IIPC RSS webinar: Web archiving social media and news websites
IIPC Research Speaker Series (RSS) focuses on the research use of web archives and features presentations of use cases, collaborative projects and new tools for researchers. This webinar will introduce four recent projects which focus on different aspects of capturing social media and frequent updates on news websites, particularly in the context of rapid response and event-based collections.
- The BESOCIAL Team: BESOCIAL – towards a sustainable social media archiving strategy for Belgium
- Gillian Lee & Ben O’Brien: Archiving Twitter in New Zealand
- Alex Osborne: Chronicrawl for capturing news content
BESOCIAL – towards a sustainable social media archiving strategy for Belgium
KBR, Royal Library of Belgium launched the BESOCIAL project in Summer 2020. The aim of this two-year project (2020-2022) is to set up a sustainable strategy for archiving and preserving social media in Belgium. Initially, the objective is to archive social media content related to certain Belgian events selected during the project, as well as the social media content related to the KBR’s newspaper collections. Furthermore, the project will explore how to open up the social media archive for use. These collections will complement the collections of websites archived during the PROMISE project (2017-2019).
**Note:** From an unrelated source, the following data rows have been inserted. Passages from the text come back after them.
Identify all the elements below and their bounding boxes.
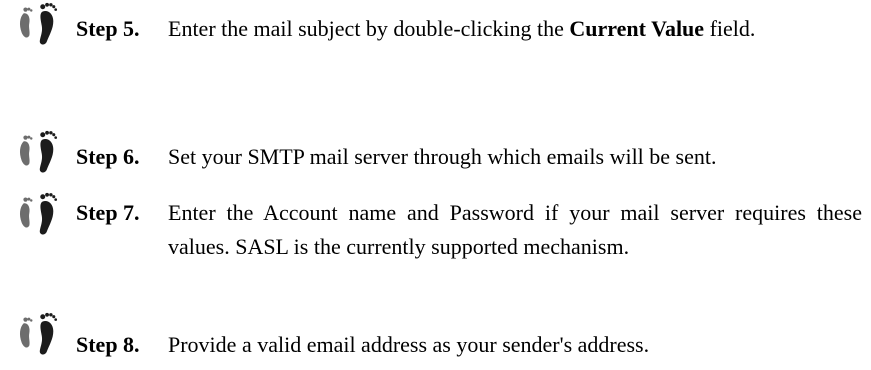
step-description: Provide a valid email address as your se…: [168, 332, 650, 357]
step-text-part: field.: [704, 16, 756, 41]
step-label: Step 7.: [76, 200, 140, 225]
step-description: Set your SMTP mail server through which …: [168, 144, 717, 169]
footprints-icon: [19, 192, 58, 235]
step-label: Step 6.: [76, 144, 140, 169]
step-description: Enter the mail subject by double-clickin…: [168, 12, 862, 46]
footprints-icon: [19, 312, 58, 355]
footprints-icon: [19, 130, 58, 173]
step-label: Step 8.: [76, 332, 140, 357]
step-description: Enter the Account name and Password if y…: [168, 200, 862, 259]
step-label: Step 5.: [76, 16, 140, 41]
step-text-part: Enter the mail subject by double-clickin…: [168, 16, 570, 41]
footprints-icon: [19, 2, 58, 45]
field-name: Current Value: [569, 16, 705, 41]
The BESOCIAL project team is led by KBR and includes: CENTAL (Centre for Natural Language Processing) at Université Catholique de Louvain, CRIDS (Research Centre in Information, Law and Society) at Namur University, GhentCDH (Ghent Centre for Digital Humanities), IDLab (Internet Technology & Data Science Lab) and MICT (Research Group for Media, Innovation and Communication Technologies) at Ghent University.
Archiving Twitter in New Zealand – Gillian Lee & Ben O’Brien
The National Library of New Zealand has been collecting tweets via the public Twitter API since late 2016. Our collecting has centered around NZ based events. On March 15th 2019, we started rapidly collecting tweets in response to the Christchurch Mosque attacks. This presentation will cover our rapid response collecting, workflows for post-processing Twitter data, and working with subsequent researcher requests.
Chronicrawl for capturing news content – Alex Osborne
The National Library of Australia has been experimenting with an alternative web crawling model based around scheduling revisits of individual pages rather than recrawling the whole website. Chronicrawl, is a prototype browser-based crawler that explores the problem of capturing frequently changing pages such as the front pages of news websites while capturing pages that change infrequently such as individual news stories at a slower rate. In addition to manual scheduling rules Chronicrawl has automatic scheduling mode that makes use of information from sitemaps and as well as adapting a schedule over time based on its own observations of whether content has changed.